Klappentext zu „Die Anthologien “
Sein Name steht stellvertretend für die moderne Literatur in Lateinamerika: Jorge Luis Borges. In diesen Anthologien fesselt er den Leser mit einer fremden Welt jenseits unserer Alltagserfahrungen. Nicht weniger als 120 Phantasiewesen hat der aus Argentinien stammende Autor in den jahrtausendealten Vorstellungen der Menschen entdeckt oder selbst erfunden: vom Behemoth der Bibel, den Chimären der Griechen und den Dämonen der Juden bis zu den Drachen des Fernen Ostens und dem Einhorn des Mittelalters. Ein einzigartiges Museum des Phantastischen, Beklemmenden und Absonderlichen.

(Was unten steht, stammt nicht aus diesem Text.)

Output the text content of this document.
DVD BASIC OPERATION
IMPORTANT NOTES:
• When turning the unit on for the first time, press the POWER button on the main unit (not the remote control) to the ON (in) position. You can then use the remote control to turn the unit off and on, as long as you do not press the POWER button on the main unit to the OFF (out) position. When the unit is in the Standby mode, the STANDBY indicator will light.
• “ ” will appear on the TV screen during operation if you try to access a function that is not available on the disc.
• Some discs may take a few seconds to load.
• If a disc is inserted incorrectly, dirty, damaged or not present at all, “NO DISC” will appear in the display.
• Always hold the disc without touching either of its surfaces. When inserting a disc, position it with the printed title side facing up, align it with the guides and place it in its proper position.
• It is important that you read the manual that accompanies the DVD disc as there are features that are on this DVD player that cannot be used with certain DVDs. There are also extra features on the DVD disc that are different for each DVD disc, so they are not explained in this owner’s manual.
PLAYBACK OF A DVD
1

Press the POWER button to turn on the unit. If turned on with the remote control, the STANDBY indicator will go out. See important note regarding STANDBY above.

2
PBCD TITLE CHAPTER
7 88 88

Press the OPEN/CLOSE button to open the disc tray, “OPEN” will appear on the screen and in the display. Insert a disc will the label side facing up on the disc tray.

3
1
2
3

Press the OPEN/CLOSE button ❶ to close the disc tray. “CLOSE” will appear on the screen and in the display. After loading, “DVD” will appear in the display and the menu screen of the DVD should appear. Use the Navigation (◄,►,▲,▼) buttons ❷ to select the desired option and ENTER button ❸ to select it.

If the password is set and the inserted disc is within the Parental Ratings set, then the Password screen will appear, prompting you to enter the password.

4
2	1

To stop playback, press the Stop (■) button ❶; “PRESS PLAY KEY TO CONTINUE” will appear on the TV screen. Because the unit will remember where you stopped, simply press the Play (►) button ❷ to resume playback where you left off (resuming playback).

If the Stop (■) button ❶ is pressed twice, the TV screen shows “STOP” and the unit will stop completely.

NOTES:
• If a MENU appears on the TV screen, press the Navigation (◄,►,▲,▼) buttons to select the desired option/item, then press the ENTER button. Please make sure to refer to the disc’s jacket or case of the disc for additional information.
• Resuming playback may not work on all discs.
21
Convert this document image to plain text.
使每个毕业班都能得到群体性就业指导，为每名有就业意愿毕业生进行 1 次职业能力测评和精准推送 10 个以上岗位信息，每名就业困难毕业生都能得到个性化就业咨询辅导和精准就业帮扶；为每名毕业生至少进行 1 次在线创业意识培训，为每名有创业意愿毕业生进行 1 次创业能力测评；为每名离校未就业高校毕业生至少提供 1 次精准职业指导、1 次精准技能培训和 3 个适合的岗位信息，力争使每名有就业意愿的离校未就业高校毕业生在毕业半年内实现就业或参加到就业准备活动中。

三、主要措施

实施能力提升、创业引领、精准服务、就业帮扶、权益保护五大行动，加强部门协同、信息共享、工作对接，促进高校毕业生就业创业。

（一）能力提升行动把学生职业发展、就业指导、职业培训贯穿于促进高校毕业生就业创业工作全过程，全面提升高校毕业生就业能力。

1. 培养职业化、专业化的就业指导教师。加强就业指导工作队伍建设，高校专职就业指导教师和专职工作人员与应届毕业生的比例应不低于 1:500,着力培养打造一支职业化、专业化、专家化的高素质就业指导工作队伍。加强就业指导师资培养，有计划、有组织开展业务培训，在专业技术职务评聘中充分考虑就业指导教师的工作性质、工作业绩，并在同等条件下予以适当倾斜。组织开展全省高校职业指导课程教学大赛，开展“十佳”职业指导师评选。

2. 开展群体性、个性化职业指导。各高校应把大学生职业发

Lese-Probe zu „Die Anthologien “
Gesammelte Werke Band 10 Die Anthologien von Jorge Luis Borges
Die Mutter der Schildkröten
Zweiundzwanzig Jahrhunderte vor der christlichen Zeitrechnung
durchmaß der gerechte Kaiser Yü der Große mit seinen
Schritten die Neun Berge, die Neun Flüsse und die Neun
Sümpfe und teilte das Land in Neun Regionen, auf daß sie
der Tugend und der Landwirtschaft dienlich seien. So bändigte
er die Wasser, die Himmel und Erde zu überschwemmen
drohten; die Geschichtsschreiber berichten, daß die Teilung,
die er der Welt der Menschen auferlegte, ihm von einer
übernatürlichen oder engelsgleichen Schildkröte, die einem
Bach entstieg, enthüllt worden sei. Manche behaupten, dieses
Reptil, Mutter aller Schildkröten, sei aus Wasser und Feuer gewesen;
andere schreiben ihm eine kaum weniger ungewöhnliche
Substanz zu: das Licht der Sterne, welche das Sternbild
des Schützen bilden. Auf dem Rücken der Schildkröte befand
sich entweder eine kosmische Abhandlung mit dem Titel
Hong Fan (Allgemeine Regel) oder ein aus schwarzen und weißen
Punkten verfertigtes Diagramm der Neun Unterteilungen
dieser Abhandlungen.
Für die Chinesen ist der Himmel halbkugelförmig und die
Erde viereckig; daher sehen sie in den Schildkröten das Abbild
oder Modell des Universums. Die Schildkröten haben außerdem
teil an der Langlebigkeit des Kosmischen; es ist nur
natürlich, daß man sie zu den Tieren des Geistes zählt (zusammen
mit dem Einhorn, dem Drachen, dem Phönix und dem
Tiger), und daß die Auguren Vorzeichen in ihrem Knochenpanzer
suchen.
Than-Qui (Schildkröten-Geist) ist der Name derjenigen,
die dem Kaiser das Hong Fan enthüllte.
Der Myrmekoleon
... mehr
Ein unfaßbares Tier ist der Myrmekoleon, den Flaubert folgendermaßen
beschreibt: »Löwe von vorn, Ameise von hinten,
dessen Gemächte umgekehrt ist«. Dieses Monstrum hat
eine seltsame Geschichte. In der Heiligen Schrift steht zu lesen:
»Der Löwe ist umgekommen, daß er nicht mehr raubet
. . .« (Hiob, 4:11). Der hebräische Text bringt das Wort
layish für »Löwe«, dieses absonderliche Wort schien eine gleichermaßen
absonderliche Übersetzung zu erfordern; die Verfasser
der Septuaginta erinnerten sich des arabischen Löwen,
den Aelianus und Strabon Myrmex nennen, und bildeten das
Wort »Myrmekoleon«.
Nach einigen Jahrhunderten verlor sich diese Ableitung.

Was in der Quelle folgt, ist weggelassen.